Andres explained that MITRE is developing a principled approach to address the problem of evaluating the assurance of an ADS when subject to adversarial scenarios. He emphasized important technical problems, including the need for the right formal framework to specify models, with a corresponding computing approach to turn models into evaluation tools. Andres noted that evaluating a single protection mechanism is hard but evaluating systems that integrate multiple protection mechanisms against multiple potential threats is even more challenging.

After illustrating the key issues with examples, Andres concluded by briefly describing a few of MITRE’s goals for this research and invited the community to collaborate in solving this important problem. In particular, Andres noted that applications for MITRE’s framework include platform assessments to help ADS developers integrate AI-protection mechanisms in their designs, along with the development of near real-time monitors for autonomy degradation and defense maneuvering when the autonomous vehicle is subject to AI-targeted attacks.

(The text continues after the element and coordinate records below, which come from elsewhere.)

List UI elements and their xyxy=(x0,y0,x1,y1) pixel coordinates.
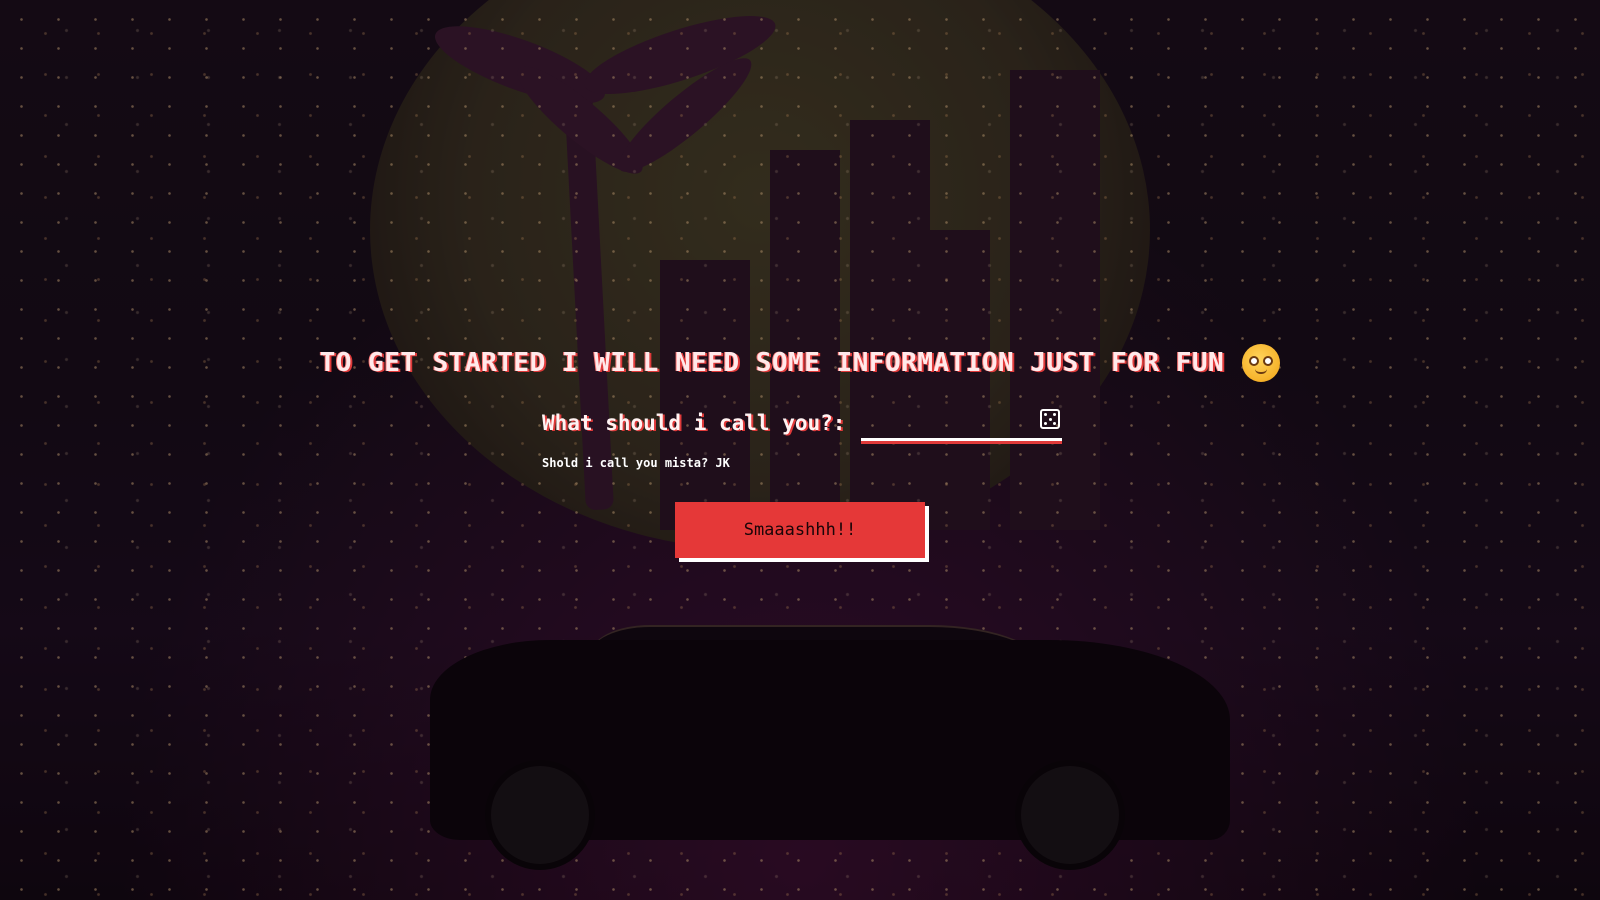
heading-text: TO GET STARTED I WILL NEED SOME INFORMAT… xyxy=(319,348,1225,378)
smiling-face-emoji-icon xyxy=(1242,344,1281,382)
dice-icon[interactable] xyxy=(1040,409,1060,429)
name-input-wrapper xyxy=(861,405,1062,441)
name-field-row: What should i call you?: xyxy=(542,403,1062,443)
name-input[interactable] xyxy=(861,405,1042,437)
page-heading: TO GET STARTED I WILL NEED SOME INFORMAT… xyxy=(300,338,1300,388)
name-hint: Shold i call you mista? JK xyxy=(542,456,730,470)
submit-button[interactable]: Smaaashhh!! xyxy=(675,502,925,558)
onboarding-form: TO GET STARTED I WILL NEED SOME INFORMAT… xyxy=(0,0,1600,900)
name-field-label: What should i call you?: xyxy=(542,411,846,435)
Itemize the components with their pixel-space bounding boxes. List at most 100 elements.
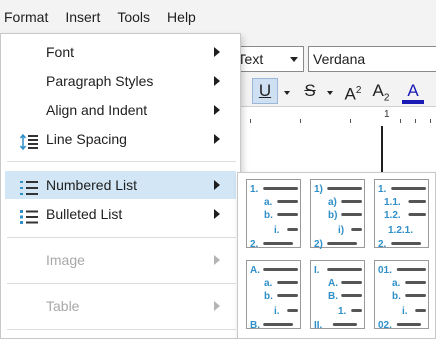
list-preset-line <box>391 187 426 190</box>
font-name-select[interactable]: Verdana <box>308 46 436 72</box>
list-preset-label: 1.2.1. <box>388 225 413 236</box>
list-preset-line <box>277 281 298 284</box>
menu-item-label: Line Spacing <box>46 131 127 147</box>
list-preset-label: 1.2. <box>384 210 401 221</box>
strikethrough-button[interactable]: S <box>297 78 323 104</box>
list-preset-label: b. <box>392 291 401 302</box>
chevron-down-icon <box>290 57 298 62</box>
list-preset-label: b. <box>264 291 273 302</box>
list-preset-line <box>332 323 357 326</box>
list-preset-thumbnail: 01.a. b.i. 02. <box>378 265 426 330</box>
underline-button[interactable]: U <box>252 78 278 104</box>
list-preset-line <box>263 323 293 326</box>
menu-tools[interactable]: Tools <box>113 0 150 34</box>
list-preset-label: II. <box>314 320 323 330</box>
numbered-list-preset[interactable]: 1. 1.1. 1.2. 1.2.1. 2. <box>374 179 429 249</box>
submenu-arrow-icon <box>214 301 220 311</box>
menu-item-paragraph-styles[interactable]: Paragraph Styles <box>5 67 236 95</box>
list-preset-line <box>287 228 298 231</box>
list-preset-line <box>396 323 421 326</box>
list-preset-label: I. <box>314 265 320 276</box>
menu-item-label: Paragraph Styles <box>46 73 154 89</box>
menu-item-table: Table <box>5 292 236 320</box>
list-preset-label: A. <box>328 278 338 289</box>
menu-help[interactable]: Help <box>163 0 196 34</box>
list-preset-label: 1. <box>378 184 387 195</box>
submenu-arrow-icon <box>214 209 220 219</box>
list-preset-thumbnail: 1) a) b)i) 2) <box>314 184 362 249</box>
font-color-button[interactable]: A <box>400 78 426 104</box>
list-preset-label: b. <box>264 210 273 221</box>
subscript-button[interactable]: A2 <box>368 78 394 104</box>
list-preset-line <box>277 294 298 297</box>
numbered-list-preset[interactable]: A. a. b. i. B. <box>246 260 301 330</box>
list-preset-label: A. <box>250 265 260 276</box>
page-margin-line <box>381 126 383 174</box>
underline-icon: U <box>258 81 272 100</box>
line-spacing-icon <box>19 131 38 151</box>
superscript-mark: 2 <box>355 85 362 96</box>
menu-insert[interactable]: Insert <box>61 0 100 34</box>
list-preset-line <box>277 200 298 203</box>
superscript-button[interactable]: A2 <box>340 78 366 104</box>
list-preset-thumbnail: 1. a. b.i. 2. <box>250 184 298 249</box>
list-preset-line <box>263 187 298 190</box>
list-preset-label: b) <box>328 210 337 221</box>
menu-format[interactable]: Format <box>0 0 48 34</box>
list-preset-label: 1. <box>338 306 347 317</box>
menu-separator <box>7 283 236 284</box>
list-preset-line <box>263 242 293 245</box>
submenu-arrow-icon <box>214 105 220 115</box>
list-preset-line <box>341 294 362 297</box>
list-preset-line <box>263 268 298 271</box>
menu-item-bulleted-list[interactable]: Bulleted List <box>5 200 236 228</box>
menu-item-align-and-indent[interactable]: Align and Indent <box>5 96 236 124</box>
bulleted-list-icon <box>20 206 38 224</box>
list-preset-line <box>327 187 362 190</box>
submenu-arrow-icon <box>214 134 220 144</box>
submenu-arrow-icon <box>214 255 220 265</box>
list-preset-line <box>351 228 362 231</box>
menu-item-label: Align and Indent <box>46 102 148 118</box>
list-preset-label: i. <box>402 306 408 317</box>
numbered-list-preset[interactable]: 01. a. b. i. 02. <box>374 260 429 330</box>
list-preset-label: a. <box>392 278 401 289</box>
subscript-mark: 2 <box>383 92 390 104</box>
numbered-list-preset[interactable]: I. A. B. 1. II. <box>310 260 365 330</box>
underline-options-caret[interactable] <box>284 91 290 95</box>
list-preset-line <box>327 268 362 271</box>
list-preset-line <box>341 200 362 203</box>
menu-separator <box>7 329 236 330</box>
app-window: Format Insert Tools Help al Text Verdana… <box>0 0 436 339</box>
numbered-list-preset[interactable]: 1) a) b) i) 2) <box>310 179 365 249</box>
list-preset-line <box>408 200 426 203</box>
list-preset-label: a. <box>264 278 273 289</box>
numbered-list-preset[interactable]: 1. a. b. i. 2. <box>246 179 301 249</box>
strikethrough-options-caret[interactable] <box>327 91 333 95</box>
menu-item-font[interactable]: Font <box>5 38 236 66</box>
menu-separator <box>7 237 236 238</box>
menu-item-numbered-list[interactable]: Numbered List <box>5 171 236 199</box>
list-preset-label: B. <box>328 291 338 302</box>
list-preset-label: i) <box>338 225 344 236</box>
list-preset-label: 02. <box>378 320 392 330</box>
list-preset-line <box>327 242 357 245</box>
menu-item-label: Bulleted List <box>46 206 123 222</box>
list-preset-line <box>277 213 298 216</box>
list-preset-line <box>351 309 362 312</box>
menu-item-line-spacing[interactable]: Line Spacing <box>5 125 236 153</box>
ruler-label: 1 <box>384 109 390 120</box>
list-preset-label: B. <box>250 320 260 330</box>
format-menu: Font Paragraph Styles Align and Indent L… <box>0 33 241 339</box>
submenu-arrow-icon <box>214 76 220 86</box>
menu-separator <box>7 161 236 162</box>
list-preset-label: 2. <box>250 239 259 249</box>
menubar: Format Insert Tools Help <box>0 0 436 34</box>
list-preset-line <box>408 213 426 216</box>
subscript-icon: A <box>372 81 384 100</box>
list-preset-thumbnail: 1.1.1.1.2.1.2.1.2. <box>378 184 426 249</box>
list-preset-label: a) <box>328 197 337 208</box>
list-preset-label: i. <box>274 225 280 236</box>
list-preset-label: a. <box>264 197 273 208</box>
font-name-value: Verdana <box>313 51 366 67</box>
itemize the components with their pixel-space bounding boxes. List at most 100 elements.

During the panel discussion, panelists reiterated that there are many challenges of increasing autonomy levels in robotic applications. One of the challenges that Andres noted is that in many scenarios, autonomous agents need to operate in a shared environment with multiple agents, some of which may exhibit adversarial behavior. Therefore, while some of the challenges will be related to traditional security problems (e.g., secure communications and access control), others will require novel approaches that take the dynamics of competing agents into account.

When new technologies are introduced, new threats arise.  As autonomous systems expand across many domains, Andres and his colleagues at MITRE are partnering across the research community pioneering new methods to counter these emerging threats and make the world safer.